# Help identify this green clump algae



## Markalot (Feb 14, 2007)

What kind of algae is this and what might be the cause.

This is growing on eco-complete substrate in a 20 gallon long tank that's been set up for 8 months. I use Excel in this tank, normal dose, and occasionally (which I'm sure caused this problem) dose with Seachem Flourish, Iron, and N, P, K.

The cherries don't eat this stuff.



















Thanks!


----------



## JustOneMore21 (Mar 19, 2007)

Looks like the nasty Cladophora algae to me. I just tore my 29g apart tonight because clado was overtaking everything. 
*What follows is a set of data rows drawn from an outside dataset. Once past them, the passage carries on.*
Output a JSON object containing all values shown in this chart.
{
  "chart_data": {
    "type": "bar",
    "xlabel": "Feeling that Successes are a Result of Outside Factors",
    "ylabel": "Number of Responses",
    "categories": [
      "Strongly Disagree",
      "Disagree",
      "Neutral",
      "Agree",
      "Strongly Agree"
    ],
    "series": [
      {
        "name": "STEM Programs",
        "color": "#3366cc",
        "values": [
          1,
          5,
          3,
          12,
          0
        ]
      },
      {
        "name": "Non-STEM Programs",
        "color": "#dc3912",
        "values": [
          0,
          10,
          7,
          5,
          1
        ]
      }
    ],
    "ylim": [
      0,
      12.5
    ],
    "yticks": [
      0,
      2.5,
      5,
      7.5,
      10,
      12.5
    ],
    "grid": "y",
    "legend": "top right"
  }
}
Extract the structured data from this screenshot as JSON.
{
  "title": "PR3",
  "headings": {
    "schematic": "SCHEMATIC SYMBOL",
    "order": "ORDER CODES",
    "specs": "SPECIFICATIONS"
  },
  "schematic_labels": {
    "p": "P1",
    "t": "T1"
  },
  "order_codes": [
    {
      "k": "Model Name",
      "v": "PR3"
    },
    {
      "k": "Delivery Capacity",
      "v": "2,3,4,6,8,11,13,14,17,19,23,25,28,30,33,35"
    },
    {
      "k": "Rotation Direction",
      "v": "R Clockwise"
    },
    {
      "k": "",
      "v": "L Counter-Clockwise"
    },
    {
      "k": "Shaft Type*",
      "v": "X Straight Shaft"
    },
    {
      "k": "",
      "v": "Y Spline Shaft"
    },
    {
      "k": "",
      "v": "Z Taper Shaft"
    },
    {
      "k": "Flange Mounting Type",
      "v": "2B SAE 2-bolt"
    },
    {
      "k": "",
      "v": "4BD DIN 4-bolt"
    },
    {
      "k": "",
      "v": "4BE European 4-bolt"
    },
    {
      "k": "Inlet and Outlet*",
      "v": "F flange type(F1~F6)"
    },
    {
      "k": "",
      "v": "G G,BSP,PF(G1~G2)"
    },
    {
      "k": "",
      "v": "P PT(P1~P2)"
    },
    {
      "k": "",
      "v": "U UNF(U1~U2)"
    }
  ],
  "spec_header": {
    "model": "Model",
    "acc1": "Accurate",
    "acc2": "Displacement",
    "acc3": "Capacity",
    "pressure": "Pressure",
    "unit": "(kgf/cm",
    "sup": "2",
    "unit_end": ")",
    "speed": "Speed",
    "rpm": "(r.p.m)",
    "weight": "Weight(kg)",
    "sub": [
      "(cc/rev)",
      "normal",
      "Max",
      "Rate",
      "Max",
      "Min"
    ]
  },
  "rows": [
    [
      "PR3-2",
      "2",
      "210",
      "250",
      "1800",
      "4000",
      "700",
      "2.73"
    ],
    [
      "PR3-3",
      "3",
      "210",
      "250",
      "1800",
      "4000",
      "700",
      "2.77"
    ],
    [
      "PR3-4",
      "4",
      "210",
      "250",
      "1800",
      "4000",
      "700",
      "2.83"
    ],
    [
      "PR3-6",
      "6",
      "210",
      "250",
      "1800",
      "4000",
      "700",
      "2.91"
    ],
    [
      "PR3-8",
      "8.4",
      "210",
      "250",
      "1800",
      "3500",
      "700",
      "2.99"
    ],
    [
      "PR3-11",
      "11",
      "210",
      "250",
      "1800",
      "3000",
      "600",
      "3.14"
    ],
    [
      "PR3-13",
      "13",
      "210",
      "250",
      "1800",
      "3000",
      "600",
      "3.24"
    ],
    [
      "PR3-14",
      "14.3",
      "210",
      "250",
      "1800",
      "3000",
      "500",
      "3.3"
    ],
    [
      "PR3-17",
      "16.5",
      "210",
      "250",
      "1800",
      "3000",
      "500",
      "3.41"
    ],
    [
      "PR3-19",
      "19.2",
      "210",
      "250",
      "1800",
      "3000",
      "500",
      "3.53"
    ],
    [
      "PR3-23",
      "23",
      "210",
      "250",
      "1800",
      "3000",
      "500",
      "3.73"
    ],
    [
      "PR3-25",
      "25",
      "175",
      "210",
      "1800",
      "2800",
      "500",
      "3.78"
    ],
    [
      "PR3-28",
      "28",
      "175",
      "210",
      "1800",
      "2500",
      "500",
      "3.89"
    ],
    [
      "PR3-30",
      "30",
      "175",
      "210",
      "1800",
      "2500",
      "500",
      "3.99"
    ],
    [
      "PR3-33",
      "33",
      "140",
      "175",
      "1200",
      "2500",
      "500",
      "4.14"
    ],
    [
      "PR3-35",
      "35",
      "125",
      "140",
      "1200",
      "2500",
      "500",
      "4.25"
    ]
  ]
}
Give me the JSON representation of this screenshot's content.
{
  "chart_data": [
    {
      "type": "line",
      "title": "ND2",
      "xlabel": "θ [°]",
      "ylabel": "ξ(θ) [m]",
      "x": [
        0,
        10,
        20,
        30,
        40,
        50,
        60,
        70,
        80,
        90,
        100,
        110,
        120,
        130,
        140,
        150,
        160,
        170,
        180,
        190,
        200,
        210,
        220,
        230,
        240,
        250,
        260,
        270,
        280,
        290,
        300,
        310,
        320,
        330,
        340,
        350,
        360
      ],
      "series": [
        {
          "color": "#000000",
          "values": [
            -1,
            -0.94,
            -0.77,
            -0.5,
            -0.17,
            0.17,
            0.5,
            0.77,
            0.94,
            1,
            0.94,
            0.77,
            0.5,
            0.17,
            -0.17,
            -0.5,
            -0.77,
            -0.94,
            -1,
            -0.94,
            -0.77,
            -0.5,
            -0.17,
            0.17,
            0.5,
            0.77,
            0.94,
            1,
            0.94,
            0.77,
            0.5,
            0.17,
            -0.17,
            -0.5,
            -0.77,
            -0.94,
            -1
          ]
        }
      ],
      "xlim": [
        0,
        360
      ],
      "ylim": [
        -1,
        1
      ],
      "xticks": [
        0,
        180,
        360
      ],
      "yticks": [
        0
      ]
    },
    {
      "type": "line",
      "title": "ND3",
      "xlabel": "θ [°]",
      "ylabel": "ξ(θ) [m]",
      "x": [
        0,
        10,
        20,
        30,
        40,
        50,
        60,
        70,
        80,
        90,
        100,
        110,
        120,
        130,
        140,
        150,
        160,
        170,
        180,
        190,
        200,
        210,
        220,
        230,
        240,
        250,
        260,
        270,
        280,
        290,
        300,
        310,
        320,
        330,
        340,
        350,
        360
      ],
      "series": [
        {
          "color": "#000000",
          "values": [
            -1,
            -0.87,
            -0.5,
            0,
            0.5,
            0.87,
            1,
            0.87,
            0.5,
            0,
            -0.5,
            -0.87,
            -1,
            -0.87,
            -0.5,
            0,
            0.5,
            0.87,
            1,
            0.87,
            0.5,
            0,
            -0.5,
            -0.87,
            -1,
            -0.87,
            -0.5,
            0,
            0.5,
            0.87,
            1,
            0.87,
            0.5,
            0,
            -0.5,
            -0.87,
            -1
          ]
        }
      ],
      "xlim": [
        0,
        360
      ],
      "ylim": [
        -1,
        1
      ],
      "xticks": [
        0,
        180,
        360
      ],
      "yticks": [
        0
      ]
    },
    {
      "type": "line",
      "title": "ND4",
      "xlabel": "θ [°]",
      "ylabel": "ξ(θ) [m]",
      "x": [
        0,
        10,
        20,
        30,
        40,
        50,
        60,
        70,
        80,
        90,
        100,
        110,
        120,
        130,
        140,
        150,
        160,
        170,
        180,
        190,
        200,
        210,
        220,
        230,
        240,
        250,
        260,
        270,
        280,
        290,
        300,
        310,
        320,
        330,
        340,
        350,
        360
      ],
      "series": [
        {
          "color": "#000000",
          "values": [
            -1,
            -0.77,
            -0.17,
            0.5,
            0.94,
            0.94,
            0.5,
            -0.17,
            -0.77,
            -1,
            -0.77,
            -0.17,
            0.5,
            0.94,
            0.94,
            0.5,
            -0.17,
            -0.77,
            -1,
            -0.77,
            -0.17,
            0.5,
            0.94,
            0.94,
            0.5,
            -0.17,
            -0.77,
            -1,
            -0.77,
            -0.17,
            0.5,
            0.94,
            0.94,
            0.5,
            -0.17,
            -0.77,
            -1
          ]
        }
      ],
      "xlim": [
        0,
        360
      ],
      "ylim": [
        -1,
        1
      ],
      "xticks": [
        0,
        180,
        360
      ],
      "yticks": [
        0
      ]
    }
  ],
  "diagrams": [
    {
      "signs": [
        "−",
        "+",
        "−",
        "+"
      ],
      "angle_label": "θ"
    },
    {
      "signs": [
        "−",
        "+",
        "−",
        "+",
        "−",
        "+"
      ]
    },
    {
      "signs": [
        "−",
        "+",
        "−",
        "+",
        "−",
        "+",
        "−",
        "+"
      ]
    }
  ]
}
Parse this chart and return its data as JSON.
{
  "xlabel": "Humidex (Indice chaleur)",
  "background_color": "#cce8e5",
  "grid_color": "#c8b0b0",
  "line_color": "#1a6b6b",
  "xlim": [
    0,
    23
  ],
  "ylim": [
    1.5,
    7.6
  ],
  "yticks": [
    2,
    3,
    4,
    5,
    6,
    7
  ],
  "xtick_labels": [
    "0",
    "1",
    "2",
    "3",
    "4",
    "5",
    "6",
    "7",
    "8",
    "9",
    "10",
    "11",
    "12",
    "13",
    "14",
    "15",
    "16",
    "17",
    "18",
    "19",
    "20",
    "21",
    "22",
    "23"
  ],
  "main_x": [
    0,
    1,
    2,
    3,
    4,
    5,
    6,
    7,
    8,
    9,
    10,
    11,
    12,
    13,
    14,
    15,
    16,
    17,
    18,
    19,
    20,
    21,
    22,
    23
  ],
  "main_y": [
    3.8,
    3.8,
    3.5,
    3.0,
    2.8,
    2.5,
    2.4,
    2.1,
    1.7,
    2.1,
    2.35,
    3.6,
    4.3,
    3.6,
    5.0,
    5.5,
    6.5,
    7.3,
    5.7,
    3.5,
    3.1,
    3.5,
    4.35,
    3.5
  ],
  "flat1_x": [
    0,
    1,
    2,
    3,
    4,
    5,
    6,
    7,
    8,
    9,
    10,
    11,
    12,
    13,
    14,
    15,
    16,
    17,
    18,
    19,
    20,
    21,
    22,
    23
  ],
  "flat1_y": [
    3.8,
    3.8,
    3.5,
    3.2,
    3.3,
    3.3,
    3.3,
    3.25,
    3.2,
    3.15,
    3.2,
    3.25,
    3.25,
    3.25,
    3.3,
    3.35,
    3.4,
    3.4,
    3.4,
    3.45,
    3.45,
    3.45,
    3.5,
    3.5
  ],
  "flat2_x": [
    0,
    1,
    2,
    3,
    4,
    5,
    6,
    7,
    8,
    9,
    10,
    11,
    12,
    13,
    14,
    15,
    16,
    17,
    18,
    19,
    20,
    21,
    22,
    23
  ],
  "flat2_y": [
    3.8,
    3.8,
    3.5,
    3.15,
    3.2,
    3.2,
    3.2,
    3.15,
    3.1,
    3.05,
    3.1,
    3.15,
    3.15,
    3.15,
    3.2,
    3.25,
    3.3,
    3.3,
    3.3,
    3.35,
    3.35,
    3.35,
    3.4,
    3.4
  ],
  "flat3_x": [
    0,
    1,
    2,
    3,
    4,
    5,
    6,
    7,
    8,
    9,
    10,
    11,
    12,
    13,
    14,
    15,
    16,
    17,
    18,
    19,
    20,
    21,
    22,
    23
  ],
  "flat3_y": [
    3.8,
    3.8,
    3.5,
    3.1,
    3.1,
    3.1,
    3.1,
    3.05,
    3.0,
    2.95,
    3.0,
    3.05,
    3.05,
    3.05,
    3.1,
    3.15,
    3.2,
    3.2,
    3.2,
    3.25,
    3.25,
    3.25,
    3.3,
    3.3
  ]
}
Pick out what you can and try to squirt Excel directly on what grows back. It's a tough battle though. Good luck!


----------



## mikenas102 (Feb 8, 2006)

That's a pretty serious case of Clado. Good luck with that one. Do like JustOneMore said for treating it but it's tough to get rid of this stuff.


----------



## frozenbarb (Feb 8, 2007)

It looks nice on your tank 
Looks like a nice grassy field


----------



## Afyounie (Aug 10, 2007)

Yea thats clado, and its startin to do the same thing in my tank and is covering my micro sword grass. I'm tryin excel, but its only been 2 days. But it does look nice.


----------



## John7429 (Jan 26, 2008)

Algae looks bad but your shrimp look GREAT!


----------